Красный закат в конце июня — страница 66 из 91

– Цыть, старая! К выблядкам это не относится.

– Известно, крутенек ты, батюшко. Откажусь, так небось палкой начнёшь охаживать.

– Я тебя не палкой, я тебя кочергой.

– Задаром получать тумаки кому же захочется.

– Без денег и в церковь не ходят.

Он прищёлкнул к подоконнику серебряную полтину с едва ли что не обнажённой грудью царицы на чеканке. Омерзительно скривился при виде её и перевернул монету вверх орлом.[140]

13

Отец с дочкой опустили клубни в яму на Овинной горе ниже калтана (промерзания). Рытвину завалили.

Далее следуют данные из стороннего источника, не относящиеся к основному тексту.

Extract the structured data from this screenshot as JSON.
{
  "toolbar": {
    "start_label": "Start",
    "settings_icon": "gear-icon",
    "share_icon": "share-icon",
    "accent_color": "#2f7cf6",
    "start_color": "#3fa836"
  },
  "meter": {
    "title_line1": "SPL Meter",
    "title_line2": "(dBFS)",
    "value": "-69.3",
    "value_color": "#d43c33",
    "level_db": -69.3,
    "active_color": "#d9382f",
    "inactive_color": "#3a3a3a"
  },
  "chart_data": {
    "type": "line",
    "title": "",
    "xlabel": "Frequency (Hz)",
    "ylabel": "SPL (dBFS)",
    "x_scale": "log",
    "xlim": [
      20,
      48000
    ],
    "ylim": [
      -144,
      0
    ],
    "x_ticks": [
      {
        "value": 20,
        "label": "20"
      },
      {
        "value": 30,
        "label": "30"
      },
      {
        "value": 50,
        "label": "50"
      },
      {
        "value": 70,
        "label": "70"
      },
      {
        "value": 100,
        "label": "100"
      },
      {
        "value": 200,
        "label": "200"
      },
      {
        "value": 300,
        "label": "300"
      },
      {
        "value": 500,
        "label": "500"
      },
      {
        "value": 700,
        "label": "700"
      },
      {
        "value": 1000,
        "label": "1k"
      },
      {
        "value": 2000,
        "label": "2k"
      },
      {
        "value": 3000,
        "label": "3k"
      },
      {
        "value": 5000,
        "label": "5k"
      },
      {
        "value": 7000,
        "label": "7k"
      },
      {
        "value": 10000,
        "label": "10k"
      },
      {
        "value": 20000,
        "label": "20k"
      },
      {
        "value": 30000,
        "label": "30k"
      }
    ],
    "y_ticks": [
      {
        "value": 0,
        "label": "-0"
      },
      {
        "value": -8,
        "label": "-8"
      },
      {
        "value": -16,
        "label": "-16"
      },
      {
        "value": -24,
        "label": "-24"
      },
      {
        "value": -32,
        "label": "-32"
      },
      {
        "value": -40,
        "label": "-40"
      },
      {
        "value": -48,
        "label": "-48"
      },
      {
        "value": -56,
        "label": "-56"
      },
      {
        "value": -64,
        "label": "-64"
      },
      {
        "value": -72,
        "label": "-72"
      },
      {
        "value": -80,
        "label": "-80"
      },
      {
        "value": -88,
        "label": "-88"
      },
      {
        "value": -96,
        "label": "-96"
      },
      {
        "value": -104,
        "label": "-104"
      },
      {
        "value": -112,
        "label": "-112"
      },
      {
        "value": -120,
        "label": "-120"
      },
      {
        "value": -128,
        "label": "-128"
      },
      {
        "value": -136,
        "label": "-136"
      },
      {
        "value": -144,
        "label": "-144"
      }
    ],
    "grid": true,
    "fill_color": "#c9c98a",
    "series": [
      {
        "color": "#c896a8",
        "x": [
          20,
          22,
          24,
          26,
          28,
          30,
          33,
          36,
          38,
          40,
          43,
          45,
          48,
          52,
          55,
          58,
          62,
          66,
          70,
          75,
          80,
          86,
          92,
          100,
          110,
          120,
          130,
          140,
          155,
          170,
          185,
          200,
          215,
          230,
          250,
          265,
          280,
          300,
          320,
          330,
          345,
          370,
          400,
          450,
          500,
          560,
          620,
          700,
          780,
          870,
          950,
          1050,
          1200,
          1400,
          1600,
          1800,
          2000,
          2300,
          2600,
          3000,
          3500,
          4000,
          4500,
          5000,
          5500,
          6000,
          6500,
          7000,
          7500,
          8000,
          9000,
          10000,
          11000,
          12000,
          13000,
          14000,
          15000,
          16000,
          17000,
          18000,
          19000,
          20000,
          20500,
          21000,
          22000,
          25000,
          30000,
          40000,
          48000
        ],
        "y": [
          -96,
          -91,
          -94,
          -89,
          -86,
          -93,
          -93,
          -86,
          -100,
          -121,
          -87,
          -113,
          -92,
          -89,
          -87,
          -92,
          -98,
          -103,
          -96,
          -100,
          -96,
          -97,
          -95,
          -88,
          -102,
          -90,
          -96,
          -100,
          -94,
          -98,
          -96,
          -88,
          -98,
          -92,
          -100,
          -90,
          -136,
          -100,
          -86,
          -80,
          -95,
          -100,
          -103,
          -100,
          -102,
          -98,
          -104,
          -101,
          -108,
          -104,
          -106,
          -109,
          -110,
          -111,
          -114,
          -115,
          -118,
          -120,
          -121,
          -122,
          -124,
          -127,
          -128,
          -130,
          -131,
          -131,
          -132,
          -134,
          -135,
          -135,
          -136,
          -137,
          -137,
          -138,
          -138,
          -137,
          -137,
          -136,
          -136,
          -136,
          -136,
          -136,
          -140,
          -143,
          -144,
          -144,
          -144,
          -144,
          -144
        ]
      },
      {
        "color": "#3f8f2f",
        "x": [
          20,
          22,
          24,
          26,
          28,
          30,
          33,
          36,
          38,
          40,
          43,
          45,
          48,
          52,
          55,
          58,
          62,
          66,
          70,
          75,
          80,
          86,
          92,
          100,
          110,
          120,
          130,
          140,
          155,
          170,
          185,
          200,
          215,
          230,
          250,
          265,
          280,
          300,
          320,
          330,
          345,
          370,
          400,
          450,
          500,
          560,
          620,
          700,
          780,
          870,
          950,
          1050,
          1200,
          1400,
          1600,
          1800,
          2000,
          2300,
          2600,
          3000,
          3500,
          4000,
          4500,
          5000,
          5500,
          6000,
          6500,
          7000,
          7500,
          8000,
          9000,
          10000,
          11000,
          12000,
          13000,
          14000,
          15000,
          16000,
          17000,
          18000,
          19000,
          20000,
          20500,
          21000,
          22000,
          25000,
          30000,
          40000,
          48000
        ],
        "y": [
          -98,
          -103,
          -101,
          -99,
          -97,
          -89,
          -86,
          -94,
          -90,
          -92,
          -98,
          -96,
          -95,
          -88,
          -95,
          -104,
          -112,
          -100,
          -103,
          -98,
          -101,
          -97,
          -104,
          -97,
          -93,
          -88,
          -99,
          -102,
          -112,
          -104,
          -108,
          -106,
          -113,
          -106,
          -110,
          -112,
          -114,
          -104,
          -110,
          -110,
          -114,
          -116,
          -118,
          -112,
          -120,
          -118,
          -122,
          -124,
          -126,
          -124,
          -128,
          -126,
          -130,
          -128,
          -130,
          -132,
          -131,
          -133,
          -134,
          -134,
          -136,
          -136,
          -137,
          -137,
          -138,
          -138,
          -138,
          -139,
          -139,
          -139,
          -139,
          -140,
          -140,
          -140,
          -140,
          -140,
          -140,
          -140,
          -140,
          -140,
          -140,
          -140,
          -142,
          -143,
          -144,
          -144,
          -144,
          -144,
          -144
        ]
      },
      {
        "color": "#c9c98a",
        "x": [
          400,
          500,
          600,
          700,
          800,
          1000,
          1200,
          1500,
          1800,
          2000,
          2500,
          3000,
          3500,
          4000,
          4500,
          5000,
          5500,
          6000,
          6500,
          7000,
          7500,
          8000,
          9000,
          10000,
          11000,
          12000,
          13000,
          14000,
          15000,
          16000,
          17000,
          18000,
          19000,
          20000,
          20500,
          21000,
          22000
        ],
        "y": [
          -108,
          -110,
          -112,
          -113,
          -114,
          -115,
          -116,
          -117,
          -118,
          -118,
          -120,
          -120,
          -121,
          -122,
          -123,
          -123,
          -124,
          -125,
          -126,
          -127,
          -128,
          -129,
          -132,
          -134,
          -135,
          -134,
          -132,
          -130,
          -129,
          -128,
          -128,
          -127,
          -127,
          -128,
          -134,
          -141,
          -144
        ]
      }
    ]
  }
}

Сидели отдыхали будто над могилкой. Будто не картошку схоронили, а само лето – живую его зелень, украшавшую теперь поминки по себе пестрядинами собственной выделки.

В этой пятнистости за рекой чубарую кобылку не сразу и различишь – груда палых листьев ветерком перекатывается да и только. Тележка за ней будто сама бежит. Лишь на мосту перестуками копыт кобылка заявила о себе.

Давыд остановил повозку у подножья горы и гулко ухнул:

– Блуд под кнут!

Груню словно вицей огрели. На колесе голых пяток скатилась она с горы, влетела в избу.

Было слышно, как панически простучали её ноги по ступенькам лестницы на мезонин, а вдогонку по взвозу бухали тяжёлые сапоги Давыда.

За буйным сыном поспевал отец в белом малахае с заступом в руках, как с алебардой.

Матушка с ухватом наперевес ворвалась на поветь.

Родители настигли воина у дверей мезонина – и ну давить. Старый Ипат тыкал заступом в мягкую задницу Давыда. Как необъятную корчагу, пыталась подцепить буяна за толстую ногу худенькая матушка Маруся, поднять бы да и отнести подальше…

– Потаскуха! Сука! Б… дь! Сроду у Синцовых не водилось экой нечисти! Весь род опозорила! – лаял, рычал Давыд, ломясь в дверь светёлки плечом и коленом.

Пришлось старому Ипату заступ к его горячей голове прикладывать и напоминать:

– Ты в отцовом доме! Али забыл?

А матушка всё под коленку сыночку ухватом напирала, ногу подламывала, лишала воина устойчивости.

Кричала, чтобы отстал от девки.

14

Изгнанный родителями из дому Давыд вскочил на тележку и ожарил буланую кобылку ремёнкой со всего маху.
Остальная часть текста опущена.